6 And the God prepared a gourd, and made it to come up over Jonah, that it might be a shadow over his head, to deliver him from his evil. So Jonah was exceeding glad because of the gourd. 7 But God prepared a worm when the morning rose the next day, and it smote the gourd, that it withered. 8 And it came to pass, when the sun arose, that God prepared a vehement east wind; and the sun beat upon the head of Jonah, that he fainted, and requested for himself that he might die, and said: 'It is better for me to die than to live.' 9 And God said to Jonah: 'Art thou greatly angry for the gourd?' And he said: 'I am greatly angry, even unto death.' 10 And the said: 'Thou hast had pity on the gourd, for which thou hast not laboured, neither madest it grow, which came up in a night, and perished in a night; 11 and should not I have pity on Nineveh, that great city, wherein are more than sixscore thousand persons that cannot discern between their right hand and their left hand, and also much cattle?'

--Jonah 4:6–11

==Classification==

The word kikayon is only referenced in the book of Jonah and there is some question as to what kind of plant it is.

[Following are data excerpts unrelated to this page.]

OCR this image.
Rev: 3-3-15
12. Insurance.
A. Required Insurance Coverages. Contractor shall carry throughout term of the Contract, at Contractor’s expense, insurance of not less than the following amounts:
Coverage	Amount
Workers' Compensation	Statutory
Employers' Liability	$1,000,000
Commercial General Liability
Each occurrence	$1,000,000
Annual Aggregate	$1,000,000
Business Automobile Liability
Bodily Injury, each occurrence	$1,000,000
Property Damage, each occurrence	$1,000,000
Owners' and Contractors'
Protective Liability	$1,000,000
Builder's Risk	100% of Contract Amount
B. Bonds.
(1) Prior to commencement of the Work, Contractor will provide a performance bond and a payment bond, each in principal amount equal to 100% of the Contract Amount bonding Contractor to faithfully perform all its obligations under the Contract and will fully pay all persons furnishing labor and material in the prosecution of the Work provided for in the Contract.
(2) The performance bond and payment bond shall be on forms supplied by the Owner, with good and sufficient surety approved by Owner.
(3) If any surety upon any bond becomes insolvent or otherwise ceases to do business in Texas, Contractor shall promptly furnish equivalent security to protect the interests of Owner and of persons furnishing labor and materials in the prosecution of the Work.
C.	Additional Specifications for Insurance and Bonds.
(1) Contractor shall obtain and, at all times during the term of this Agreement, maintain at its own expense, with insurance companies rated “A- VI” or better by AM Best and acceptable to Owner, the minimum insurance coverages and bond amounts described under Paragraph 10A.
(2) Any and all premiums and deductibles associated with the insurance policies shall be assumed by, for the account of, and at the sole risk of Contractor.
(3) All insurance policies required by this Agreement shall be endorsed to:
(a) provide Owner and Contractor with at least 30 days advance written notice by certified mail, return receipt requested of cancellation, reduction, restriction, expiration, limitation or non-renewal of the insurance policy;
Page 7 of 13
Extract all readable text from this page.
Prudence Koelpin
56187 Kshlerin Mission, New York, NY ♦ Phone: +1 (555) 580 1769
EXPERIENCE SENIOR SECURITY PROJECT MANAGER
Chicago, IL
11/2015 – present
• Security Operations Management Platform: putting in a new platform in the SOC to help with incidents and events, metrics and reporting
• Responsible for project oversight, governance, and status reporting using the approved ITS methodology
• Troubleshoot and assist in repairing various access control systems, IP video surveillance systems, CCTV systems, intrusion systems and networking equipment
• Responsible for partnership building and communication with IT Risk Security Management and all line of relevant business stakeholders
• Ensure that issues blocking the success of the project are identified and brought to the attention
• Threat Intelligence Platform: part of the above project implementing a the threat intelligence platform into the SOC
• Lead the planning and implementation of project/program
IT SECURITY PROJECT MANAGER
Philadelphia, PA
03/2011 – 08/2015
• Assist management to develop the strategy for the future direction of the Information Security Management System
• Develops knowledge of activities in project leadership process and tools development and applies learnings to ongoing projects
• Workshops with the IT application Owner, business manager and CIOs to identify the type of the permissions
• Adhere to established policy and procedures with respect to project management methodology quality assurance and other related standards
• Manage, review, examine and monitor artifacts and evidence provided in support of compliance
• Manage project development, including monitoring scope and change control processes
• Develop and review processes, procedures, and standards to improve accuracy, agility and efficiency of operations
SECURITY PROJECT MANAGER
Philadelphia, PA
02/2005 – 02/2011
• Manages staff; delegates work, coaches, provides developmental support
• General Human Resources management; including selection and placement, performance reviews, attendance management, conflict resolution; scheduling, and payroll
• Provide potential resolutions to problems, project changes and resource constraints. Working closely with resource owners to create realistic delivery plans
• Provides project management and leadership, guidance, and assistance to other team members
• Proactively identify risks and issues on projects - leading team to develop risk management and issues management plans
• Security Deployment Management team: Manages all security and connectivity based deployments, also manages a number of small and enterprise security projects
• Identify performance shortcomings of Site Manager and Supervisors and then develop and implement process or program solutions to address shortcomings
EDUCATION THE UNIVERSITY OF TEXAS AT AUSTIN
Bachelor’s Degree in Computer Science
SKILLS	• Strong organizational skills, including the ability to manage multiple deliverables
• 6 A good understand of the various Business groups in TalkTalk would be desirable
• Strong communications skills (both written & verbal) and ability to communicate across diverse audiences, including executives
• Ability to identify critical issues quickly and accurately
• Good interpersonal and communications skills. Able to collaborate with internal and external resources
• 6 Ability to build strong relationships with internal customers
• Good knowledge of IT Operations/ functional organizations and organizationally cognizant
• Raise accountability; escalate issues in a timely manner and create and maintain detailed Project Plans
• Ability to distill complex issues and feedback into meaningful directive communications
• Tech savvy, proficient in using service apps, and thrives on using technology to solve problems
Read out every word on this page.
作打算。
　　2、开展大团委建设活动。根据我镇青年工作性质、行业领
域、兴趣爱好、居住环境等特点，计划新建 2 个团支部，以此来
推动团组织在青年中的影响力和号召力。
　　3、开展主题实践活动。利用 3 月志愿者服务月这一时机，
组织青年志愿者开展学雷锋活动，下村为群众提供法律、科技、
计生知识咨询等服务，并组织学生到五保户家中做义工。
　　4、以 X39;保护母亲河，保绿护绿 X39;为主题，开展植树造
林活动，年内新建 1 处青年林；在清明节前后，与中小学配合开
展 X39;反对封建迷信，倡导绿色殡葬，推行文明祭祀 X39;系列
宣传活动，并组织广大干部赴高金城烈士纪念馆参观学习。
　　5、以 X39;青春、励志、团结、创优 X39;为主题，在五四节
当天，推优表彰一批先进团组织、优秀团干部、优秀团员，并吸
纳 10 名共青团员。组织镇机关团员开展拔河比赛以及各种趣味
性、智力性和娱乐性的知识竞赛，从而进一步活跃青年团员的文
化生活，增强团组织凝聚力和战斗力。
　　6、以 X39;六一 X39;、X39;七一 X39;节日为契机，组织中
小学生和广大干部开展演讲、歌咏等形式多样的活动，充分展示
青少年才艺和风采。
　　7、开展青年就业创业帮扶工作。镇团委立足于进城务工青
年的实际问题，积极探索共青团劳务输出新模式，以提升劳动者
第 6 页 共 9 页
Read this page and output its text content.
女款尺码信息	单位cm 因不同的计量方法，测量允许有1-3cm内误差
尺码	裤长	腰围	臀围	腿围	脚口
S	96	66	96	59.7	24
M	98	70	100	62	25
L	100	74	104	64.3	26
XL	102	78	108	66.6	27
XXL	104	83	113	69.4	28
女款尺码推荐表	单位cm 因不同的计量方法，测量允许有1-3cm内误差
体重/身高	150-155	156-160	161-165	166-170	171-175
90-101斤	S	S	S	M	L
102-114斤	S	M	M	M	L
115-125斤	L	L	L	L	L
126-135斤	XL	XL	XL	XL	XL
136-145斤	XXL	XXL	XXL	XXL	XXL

Some hypotheses include a gourd and a castor oil plant (Ricinus communis).
The current Hebrew usage of the word refers to the castor oil plant.

A well-known argument between Jerome and Augustine concerned whether to translate kikayon as "gourd" or "ivy", although Jerome indicates that in fact the plant is neither:

I have already given a sufficient answer to this in my commentary on Jonah. At present, I deem it enough to say that in that passage, where the Septuagint has gourd, and Aquila and the others have rendered the word ivy (κίσσος), the Hebrew manuscript has ciceion, which is in the Syriac tongue, as now spoken, ciceia. It is a kind of shrub having large leaves like a vine, and when planted it quickly springs up to the size of a small tree, standing upright by its own stem, without requiring any support of canes or poles, as both gourds and ivy do. If, therefore, in translating word for word, I had put the word ciceia, no one would know what it meant; if I had used the word gourd, I would have said what is not found in the Hebrew. I therefore put down ivy, that I might not differ from all other translators.